Perth Stadium

Perth, Australia

60,000 capacity · Australia/Perth

2026 Cricket at This Venue

The Ashes 2025-26 Test
21 November - 8 January

Venue Guide

Perth Stadium in Perth, Australia (60,000 capacity), commercially known as Optus Stadium, opened in 2018 and replaced the WACA as the city’s international cricket venue. It quickly established itself as one of the fastest and most hostile pitches in world cricket. The old WACA was the fastest pitch in the game for decades, and the question when the new ground took over was whether it could replicate that tradition. The answer is yes. The pitch is fast, bouncy, and genuinely hostile to batsmen who cannot handle pace above their eyeline. The ball flies through at shoulder height, edges carry to the slips, and the extra bounce makes bowlers who would be medium-fast elsewhere suddenly feel like express.

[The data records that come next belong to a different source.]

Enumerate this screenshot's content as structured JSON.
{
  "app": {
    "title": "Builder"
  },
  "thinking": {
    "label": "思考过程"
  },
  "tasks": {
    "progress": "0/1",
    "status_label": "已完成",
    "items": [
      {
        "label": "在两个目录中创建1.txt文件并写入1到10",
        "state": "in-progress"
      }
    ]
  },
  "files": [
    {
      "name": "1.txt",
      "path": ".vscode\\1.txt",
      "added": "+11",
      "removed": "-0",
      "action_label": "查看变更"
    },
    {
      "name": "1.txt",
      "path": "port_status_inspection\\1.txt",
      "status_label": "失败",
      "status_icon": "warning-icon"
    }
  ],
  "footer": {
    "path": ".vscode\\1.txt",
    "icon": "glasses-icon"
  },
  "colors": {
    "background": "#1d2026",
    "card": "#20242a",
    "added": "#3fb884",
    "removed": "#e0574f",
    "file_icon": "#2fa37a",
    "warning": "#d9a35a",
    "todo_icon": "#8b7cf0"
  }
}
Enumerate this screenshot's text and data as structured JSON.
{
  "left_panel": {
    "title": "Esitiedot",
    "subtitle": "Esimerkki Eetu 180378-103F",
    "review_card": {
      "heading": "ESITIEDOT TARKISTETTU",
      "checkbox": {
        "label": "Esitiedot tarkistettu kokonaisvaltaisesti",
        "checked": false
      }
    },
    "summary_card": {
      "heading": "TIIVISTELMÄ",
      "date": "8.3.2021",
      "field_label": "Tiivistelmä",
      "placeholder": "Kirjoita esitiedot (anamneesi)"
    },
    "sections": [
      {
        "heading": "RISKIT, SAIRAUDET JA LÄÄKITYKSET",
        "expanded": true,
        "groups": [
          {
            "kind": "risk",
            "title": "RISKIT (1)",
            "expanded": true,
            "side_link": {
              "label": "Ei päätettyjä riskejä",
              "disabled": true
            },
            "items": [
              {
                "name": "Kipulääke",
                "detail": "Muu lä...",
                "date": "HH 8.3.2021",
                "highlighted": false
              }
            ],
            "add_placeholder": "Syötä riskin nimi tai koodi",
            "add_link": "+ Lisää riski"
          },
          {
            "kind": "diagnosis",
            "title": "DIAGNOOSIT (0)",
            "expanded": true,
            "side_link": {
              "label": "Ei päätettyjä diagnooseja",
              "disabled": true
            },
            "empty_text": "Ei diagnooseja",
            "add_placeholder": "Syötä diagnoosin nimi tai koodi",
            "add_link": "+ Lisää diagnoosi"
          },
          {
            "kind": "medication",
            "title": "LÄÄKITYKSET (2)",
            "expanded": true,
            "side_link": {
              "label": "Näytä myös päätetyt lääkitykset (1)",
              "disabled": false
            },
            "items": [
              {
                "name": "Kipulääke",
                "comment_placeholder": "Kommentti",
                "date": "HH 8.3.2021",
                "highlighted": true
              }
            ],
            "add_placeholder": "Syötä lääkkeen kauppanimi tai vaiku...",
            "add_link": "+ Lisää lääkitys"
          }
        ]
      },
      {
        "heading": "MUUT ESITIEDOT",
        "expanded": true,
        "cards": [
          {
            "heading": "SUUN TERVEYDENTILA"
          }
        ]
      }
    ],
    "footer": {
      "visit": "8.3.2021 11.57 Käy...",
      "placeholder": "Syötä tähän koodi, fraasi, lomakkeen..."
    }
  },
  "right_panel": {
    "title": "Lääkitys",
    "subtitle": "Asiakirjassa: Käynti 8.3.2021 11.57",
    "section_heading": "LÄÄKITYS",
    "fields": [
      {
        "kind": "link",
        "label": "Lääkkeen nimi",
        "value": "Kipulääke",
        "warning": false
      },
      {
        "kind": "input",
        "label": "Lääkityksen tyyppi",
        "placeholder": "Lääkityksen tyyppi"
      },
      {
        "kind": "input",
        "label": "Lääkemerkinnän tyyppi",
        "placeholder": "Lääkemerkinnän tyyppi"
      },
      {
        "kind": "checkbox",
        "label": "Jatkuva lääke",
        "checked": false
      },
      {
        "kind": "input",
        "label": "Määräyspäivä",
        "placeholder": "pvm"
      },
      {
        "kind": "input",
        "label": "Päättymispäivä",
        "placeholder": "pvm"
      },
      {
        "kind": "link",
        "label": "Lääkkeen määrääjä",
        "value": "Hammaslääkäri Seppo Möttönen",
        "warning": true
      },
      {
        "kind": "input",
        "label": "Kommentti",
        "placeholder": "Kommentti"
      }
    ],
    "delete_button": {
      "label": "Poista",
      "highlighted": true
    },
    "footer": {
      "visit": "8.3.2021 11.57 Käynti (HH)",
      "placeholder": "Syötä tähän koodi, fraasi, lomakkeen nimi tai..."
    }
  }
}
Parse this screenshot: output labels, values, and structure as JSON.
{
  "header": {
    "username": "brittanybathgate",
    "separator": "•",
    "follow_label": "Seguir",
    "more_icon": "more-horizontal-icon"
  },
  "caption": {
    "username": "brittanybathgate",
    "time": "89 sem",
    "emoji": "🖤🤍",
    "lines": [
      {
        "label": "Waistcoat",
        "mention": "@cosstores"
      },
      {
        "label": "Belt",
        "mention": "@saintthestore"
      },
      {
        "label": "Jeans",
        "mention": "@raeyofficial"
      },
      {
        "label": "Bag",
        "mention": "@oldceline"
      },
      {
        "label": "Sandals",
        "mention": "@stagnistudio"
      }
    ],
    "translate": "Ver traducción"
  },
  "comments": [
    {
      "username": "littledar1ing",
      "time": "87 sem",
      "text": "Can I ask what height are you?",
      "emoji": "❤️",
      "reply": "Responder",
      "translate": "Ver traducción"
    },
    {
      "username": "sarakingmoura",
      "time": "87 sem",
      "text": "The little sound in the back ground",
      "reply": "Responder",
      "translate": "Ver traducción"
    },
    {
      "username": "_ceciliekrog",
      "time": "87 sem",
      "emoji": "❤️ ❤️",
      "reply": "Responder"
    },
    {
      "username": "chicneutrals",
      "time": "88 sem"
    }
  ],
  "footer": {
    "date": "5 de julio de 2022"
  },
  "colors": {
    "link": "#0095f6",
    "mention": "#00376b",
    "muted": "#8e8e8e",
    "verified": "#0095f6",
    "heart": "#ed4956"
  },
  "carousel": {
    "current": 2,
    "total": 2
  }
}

Perth Stadium holds 60,000 spectators, making it significantly larger than the WACA’s 24,500, and the modern bowl design amplifies crowd noise in a way the old ground’s open stands never could. The stadium sits on Burswood Peninsula along the Swan River, and its design is spectacular: a ring of bronze-colored metal panels that glow orange in the Western Australian sunset. Walking to the ground across the Matagarup Bridge, with the Perth skyline behind you and the stadium growing larger ahead, is one of the great approaches to any cricket venue in the world.

The playing conditions are defined by Perth’s climate and geography. Western Australia’s dry heat produces hard, fast pitches with minimal grass cover. The Fremantle Doctor, a strong sea breeze that arrives most summer afternoons, assists swing bowling and can make batting on the second day particularly challenging when the ball moves both off the pitch and through the air. Mitchell Starc’s 6-69 against New Zealand in the first Test at the new stadium in December 2019 demonstrated that Perth’s reputation for pace bowling had survived the move.

The stadium hosted a day-night Ashes Test in December 2021, where Australia’s pace attack demolished England under lights, the pink ball misbehaving in the evening session as the temperature dropped and the ball hardened. England’s batsmen had no answer, and the Test was over inside four days.

In 2026, Perth Stadium hosts bilateral international Tests and white-ball matches as part of Australia’s home summer. The Perth Scorchers also play BBL matches here, and the ground’s capacity ensures that any Australia home international fills a significant portion of the 60,000 seats.

Perth operates on Australian Western Standard Time (AWST, UTC+8), which does not observe daylight saving. A Test match starting at 10:30 AWST is 02:30 GMT in London (previous night for UK fans), 22:30 the previous evening in New York, and 06:00 IST in India. The timing works well for subcontinental audiences but is brutal for viewers in Europe and the Americas. Check whatisthetime.now/perth for current local time or whatisthetime.now/country/australia for Australian timezone details.

Frequently Asked Questions

Where is Perth Stadium?

Perth Stadium is located in Perth, Australia. The local timezone is Australia/Perth.

What is the capacity of Perth Stadium?

Perth Stadium has a capacity of 60,000 spectators.

What cricket is played at Perth Stadium in 2026?

Perth Stadium hosts matches for The Ashes 2025-26 in 2026.